Es sind erst drei Wochen vergangen, seit ein süditalienischer Richter die Mitglieder der «Frauenfelder Zelle» in zweiter Instanz freisprach. Dass die Mafia im Thurgau operierte, könne man nicht beweisen, so die Urteilsbegründung (Blick berichtete). Der Jagd auf Schweizer Mafiosi tut das allerdings keinen Abbruch.

Am vergangenen Dienstag schlugen die Antimafia-Einheiten in ganz Italien zu. Aber auch in den Kantonen St. Gallen, Graubünden, Zürich und Tessin gab es sechs Festnahmen. Die Männer sollen nach Italien ausgeliefert werden. Insgesamt gingen den Behörden 104 Verdächtige ins Netz.

’Ndrangheta bildete neue «Europa-Zelle»

Die Operation «Nuova Narcos Europea» wurde nach einer neuen «Europa-Zelle» der ’Ndrangheta benannt, wie die ermittelnde Staatsanwaltschaft an einer Pressekonferenz in Mailand bekannt gab. Ob die Zelle auch in einem der genannten Kantone operierte, wurde nicht gesagt. In belauschten Gesprächen loben die Mafiosi die Schweiz jedenfalls als einen sicheren Ort gegen Strafverfolgung. Klar ist zudem: Die Schweiz spielte wieder eine zentrale Rolle in den Ermittlungen. In den Hauptrollen zwei «Schweizer»: Gianpietro G.* (33) aus Winterthur ZH, genannt «Der Wilde», und Antonio P.* (28) aus Zürich, Sohn des Paten «Peppe die Kuh».

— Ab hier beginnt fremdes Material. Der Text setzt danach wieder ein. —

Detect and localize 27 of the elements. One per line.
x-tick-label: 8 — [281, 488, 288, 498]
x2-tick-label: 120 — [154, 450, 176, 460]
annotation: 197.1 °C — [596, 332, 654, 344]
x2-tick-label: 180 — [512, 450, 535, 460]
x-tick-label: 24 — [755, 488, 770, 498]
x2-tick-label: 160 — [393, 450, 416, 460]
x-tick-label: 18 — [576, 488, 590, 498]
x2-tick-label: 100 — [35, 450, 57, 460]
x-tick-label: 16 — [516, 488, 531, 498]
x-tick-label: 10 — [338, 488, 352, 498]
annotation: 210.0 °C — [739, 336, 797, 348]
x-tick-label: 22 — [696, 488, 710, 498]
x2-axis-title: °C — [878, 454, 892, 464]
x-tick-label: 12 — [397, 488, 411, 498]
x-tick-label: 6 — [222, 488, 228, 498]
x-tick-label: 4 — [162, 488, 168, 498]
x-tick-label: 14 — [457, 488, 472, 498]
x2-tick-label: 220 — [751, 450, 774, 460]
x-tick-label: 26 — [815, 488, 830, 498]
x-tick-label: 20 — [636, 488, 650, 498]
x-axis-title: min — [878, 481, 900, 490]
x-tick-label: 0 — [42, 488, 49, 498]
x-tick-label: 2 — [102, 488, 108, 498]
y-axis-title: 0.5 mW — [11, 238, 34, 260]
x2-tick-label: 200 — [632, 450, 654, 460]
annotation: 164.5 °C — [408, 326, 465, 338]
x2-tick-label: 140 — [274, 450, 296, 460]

Die «Allerheiligste Mutter», Boss der «Frauenfelder Zelle»

«Peppe die Kuh» ist ein Mafia-Boss mit dem Rang der «Allerheiligsten Mutter» und stand an der Spitze der «Frauenfelder Zelle». Giuliano P.* (56) lebte jahrelang unauffällig in einem Bündner Bergdorf (Blick berichtete). Er herrschte über verschiedene Mafia-Zellen in Kalabrien, Norditalien und der Schweiz. 2014 wurde «Peppe die Kuh» bei einem Besuch in Italien verhaftet und 2016 zu zehn Jahren Knast verurteilt.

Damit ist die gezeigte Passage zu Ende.